[Peace-discuss] Wrong reasons
John W.
jbw292002 at gmail.com
Sun Jul 22 02:01:01 CDT 2007
At 11:38 PM 7/21/2007, you wrote:
>I don't quite agree, John, that my barber has changed her mind for the
>wrong reasons. We must all make the best decisions we can given the
>constraints of what we know and understand. Inside of those constraints,
>she made the decision for the right reasons.
Pshaw.
>When I speak to folks on the right, one point I try to make is that, even
>if one believed that the invasion of Iraq was correct, one must also ask
>if we had the means to carry out what we intended. Because if we did not,
>all the death and destruction would be for nothing, and would be an
>enormous evil. This is a separate argument from whether we were right to
>invade, and it is valid and important.
>
>Bob
>
><mailto:peace-discuss at lists.chambana.net>peace-discuss at lists.chambana.net
Of course it's separate and valid and important. But what "means" are you
talking about? Financial? Military? Psychological? How do you get your
compadres on the right to agree with you on the means you're talking
about?
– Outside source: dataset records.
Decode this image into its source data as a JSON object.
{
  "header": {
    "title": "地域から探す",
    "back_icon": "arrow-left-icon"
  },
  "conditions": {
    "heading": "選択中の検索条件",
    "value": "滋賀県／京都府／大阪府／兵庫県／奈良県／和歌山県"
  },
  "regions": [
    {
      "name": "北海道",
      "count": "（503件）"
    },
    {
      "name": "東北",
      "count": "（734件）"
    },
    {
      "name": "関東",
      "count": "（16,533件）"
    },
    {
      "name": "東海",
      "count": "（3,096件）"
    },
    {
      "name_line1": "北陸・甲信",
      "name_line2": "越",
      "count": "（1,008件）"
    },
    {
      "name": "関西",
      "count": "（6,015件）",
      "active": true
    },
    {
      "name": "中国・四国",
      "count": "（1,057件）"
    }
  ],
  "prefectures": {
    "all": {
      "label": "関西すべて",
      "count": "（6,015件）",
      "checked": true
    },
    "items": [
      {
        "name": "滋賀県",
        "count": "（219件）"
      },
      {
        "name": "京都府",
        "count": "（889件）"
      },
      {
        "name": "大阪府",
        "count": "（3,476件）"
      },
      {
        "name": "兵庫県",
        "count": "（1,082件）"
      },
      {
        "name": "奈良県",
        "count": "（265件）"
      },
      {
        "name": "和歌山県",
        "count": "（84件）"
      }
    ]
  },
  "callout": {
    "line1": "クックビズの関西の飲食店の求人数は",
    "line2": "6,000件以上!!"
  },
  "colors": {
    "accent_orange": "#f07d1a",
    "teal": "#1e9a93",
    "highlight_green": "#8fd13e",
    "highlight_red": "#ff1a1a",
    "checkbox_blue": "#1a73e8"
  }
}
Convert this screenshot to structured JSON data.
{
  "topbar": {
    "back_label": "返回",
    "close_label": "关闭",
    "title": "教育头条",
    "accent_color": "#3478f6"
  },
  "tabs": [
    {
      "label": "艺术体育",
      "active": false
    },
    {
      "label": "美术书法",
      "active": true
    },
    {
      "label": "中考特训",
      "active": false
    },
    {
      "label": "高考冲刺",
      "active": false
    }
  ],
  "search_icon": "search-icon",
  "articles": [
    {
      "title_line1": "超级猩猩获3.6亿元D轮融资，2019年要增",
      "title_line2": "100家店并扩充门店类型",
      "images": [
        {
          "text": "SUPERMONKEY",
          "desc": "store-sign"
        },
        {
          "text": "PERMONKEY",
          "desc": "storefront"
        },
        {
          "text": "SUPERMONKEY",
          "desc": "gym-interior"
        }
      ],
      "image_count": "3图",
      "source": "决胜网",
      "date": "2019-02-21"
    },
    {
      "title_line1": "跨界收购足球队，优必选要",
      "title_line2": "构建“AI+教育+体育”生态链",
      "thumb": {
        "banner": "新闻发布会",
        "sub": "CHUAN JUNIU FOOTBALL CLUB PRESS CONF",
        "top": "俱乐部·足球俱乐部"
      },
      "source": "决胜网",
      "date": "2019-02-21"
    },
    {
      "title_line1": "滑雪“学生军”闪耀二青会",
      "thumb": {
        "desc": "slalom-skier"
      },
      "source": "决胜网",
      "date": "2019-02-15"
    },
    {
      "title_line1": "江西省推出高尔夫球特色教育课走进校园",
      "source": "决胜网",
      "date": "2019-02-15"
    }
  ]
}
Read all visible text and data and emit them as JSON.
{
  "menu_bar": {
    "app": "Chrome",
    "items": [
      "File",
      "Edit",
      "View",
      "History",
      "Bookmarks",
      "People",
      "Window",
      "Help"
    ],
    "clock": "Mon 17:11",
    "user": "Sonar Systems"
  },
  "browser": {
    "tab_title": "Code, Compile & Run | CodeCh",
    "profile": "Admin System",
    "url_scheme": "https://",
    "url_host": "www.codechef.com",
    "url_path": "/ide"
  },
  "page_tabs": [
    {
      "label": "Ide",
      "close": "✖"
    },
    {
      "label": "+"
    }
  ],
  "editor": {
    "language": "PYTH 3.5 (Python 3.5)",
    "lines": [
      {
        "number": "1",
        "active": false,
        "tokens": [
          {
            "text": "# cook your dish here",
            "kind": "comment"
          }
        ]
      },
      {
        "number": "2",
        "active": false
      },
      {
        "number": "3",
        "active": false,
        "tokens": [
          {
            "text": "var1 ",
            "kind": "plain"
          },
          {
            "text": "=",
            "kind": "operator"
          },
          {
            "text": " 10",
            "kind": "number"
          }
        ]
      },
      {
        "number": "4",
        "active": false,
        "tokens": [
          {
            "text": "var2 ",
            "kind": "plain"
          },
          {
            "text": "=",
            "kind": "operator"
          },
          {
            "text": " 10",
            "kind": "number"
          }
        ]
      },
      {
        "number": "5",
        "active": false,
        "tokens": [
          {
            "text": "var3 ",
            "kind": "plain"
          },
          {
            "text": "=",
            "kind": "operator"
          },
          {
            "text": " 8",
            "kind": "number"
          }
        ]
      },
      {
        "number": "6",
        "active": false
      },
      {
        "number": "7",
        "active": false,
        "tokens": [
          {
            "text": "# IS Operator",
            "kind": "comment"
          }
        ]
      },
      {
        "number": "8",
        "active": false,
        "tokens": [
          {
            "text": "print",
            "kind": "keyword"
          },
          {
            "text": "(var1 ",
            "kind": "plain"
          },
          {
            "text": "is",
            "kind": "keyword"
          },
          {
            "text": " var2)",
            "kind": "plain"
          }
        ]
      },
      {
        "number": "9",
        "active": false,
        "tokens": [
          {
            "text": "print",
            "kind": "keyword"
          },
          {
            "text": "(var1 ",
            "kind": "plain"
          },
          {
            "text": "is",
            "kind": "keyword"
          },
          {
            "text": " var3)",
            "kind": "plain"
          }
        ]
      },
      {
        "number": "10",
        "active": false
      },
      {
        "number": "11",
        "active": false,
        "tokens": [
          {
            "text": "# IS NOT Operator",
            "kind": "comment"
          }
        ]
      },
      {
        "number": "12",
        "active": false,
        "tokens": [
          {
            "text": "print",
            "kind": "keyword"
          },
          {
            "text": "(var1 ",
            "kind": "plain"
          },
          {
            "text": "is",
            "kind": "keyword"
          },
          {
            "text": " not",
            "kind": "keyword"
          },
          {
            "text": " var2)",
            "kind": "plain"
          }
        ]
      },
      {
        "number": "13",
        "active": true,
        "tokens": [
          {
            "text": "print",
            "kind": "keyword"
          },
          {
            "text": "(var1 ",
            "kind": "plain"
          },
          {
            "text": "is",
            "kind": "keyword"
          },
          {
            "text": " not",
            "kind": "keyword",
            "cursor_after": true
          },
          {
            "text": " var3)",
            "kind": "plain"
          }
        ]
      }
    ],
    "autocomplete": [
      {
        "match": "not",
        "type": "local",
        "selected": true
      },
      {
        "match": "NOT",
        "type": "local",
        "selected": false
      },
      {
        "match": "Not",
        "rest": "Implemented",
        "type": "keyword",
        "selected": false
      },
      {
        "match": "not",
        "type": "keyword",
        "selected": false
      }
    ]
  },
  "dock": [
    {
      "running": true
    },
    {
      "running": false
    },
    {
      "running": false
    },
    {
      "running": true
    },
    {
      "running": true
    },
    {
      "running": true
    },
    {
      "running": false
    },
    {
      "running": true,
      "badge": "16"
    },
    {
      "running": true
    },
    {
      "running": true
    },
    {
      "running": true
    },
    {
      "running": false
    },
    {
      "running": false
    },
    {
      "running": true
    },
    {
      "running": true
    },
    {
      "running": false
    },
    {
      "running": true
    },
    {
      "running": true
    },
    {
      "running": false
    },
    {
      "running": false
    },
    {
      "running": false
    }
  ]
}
And how do you go about calculating the cost?
And what exactly did we intend in Iraq? The Bush administration kept
changing the story. As fast as one lie was exposed, they came up with a
new one. No one in said administration heeded the myriad lessons of history.
I'll never forget being in Steak and Shake on S. Neil one day when Tim
Johnson came in, going around and shaking hands. (I'm sure I've already
told this story on peace-discuss.) He had just been elected U.S.
representative for the first time, and Clinton had just presented America
(supposedly) with a balanced budget - no deficit. I said to Tim, "Tim, I'm
not exactly convinced there's no longer a deficit. But if that is indeed
the case, before you go giving tax breaks to the rich, you need to shore up
Social Security and Medicare, and start repairing America's infrastructure,
and begin paying down the national debt." "We can do it all!" Tim
said. The more I politely disagreed, the louder Tim shouted, right there
in Steak and Shake, "WE CAN DO IT ALL, I TELL YOU!!!" How do you reason
with a cretin like that? In what way is he - our elected representative in
Congress, for Christ's sake - counting the cost?
I'll also never forget, following the fall of the USSR, when Professor
Francis Fukiyama wrote, to great acclaim, "The End of History". Democracy
and free-market capitalism (which he conflates) had triumphed, he asserted,
for all time. How do you reason with someone like that? How do you
prevent history - which has in fact not ended, since it's like the law of
gravity - from repeating itself?
How do you keep your barber and your janitor from believing the nonsense
propagated by the Tim Johnsons and the Francis Fukiyamas of the world?
>At 03:26 PM 7/20/2007, Bob Illyes wrote:
>
> >I just had an interesting conversation with my barber that I'd like to
> >relate. She's Republican, a strong supporter of the military, and from a
> >military family. Her son returned safely from Iraq. She has a relative
> >there now. I always talk to her about Iraq and about the corruption
> >surrounding the administration. I try to do it without ideology, since
> >doing otherwise would annoy her so much that it would prevent communication.
> >
> >She has finally turned against our actions in Iraq. "Too many kids are
> >dying." she said, "too many fathers and mothers." She thinks that our
> >effort in Iraq has been so mismanaged that there is no way to save the
> >situation. She also said that Air Force people were currently being
> >transferred to the Army to bolster it.
> >
> >This is, of course, the tip of the iceberg. Congress needs to take a
> >closer look at opinion outside of the beltway. There is no hope for the
> >neocons in the administration, of course, so they should continue to study
> >their navels.
> >
> >We'll have to wait a while for my janitor to come around, but I'm sure he
> >will.
>
>
>If your janitor does, though, it'll be for the wrong reasons. It'll be for
>the same reasons that your barber expressed - that the war in Iraq has been
>"mismanaged" and that too many American soldiers are dying. Not that the
>war was a blasphemous fiasco from the very start, and that too many Iraqis
>are also dying. Not that our entire foreign policy is founded on lies and
>corruption.
>
>I often imagine where we'd be today if the hundreds of billions of dollars
>spent on destroying lives and property in Iraq had instead been spent on
>research into photovoltaic cells and other forms of alternative energy.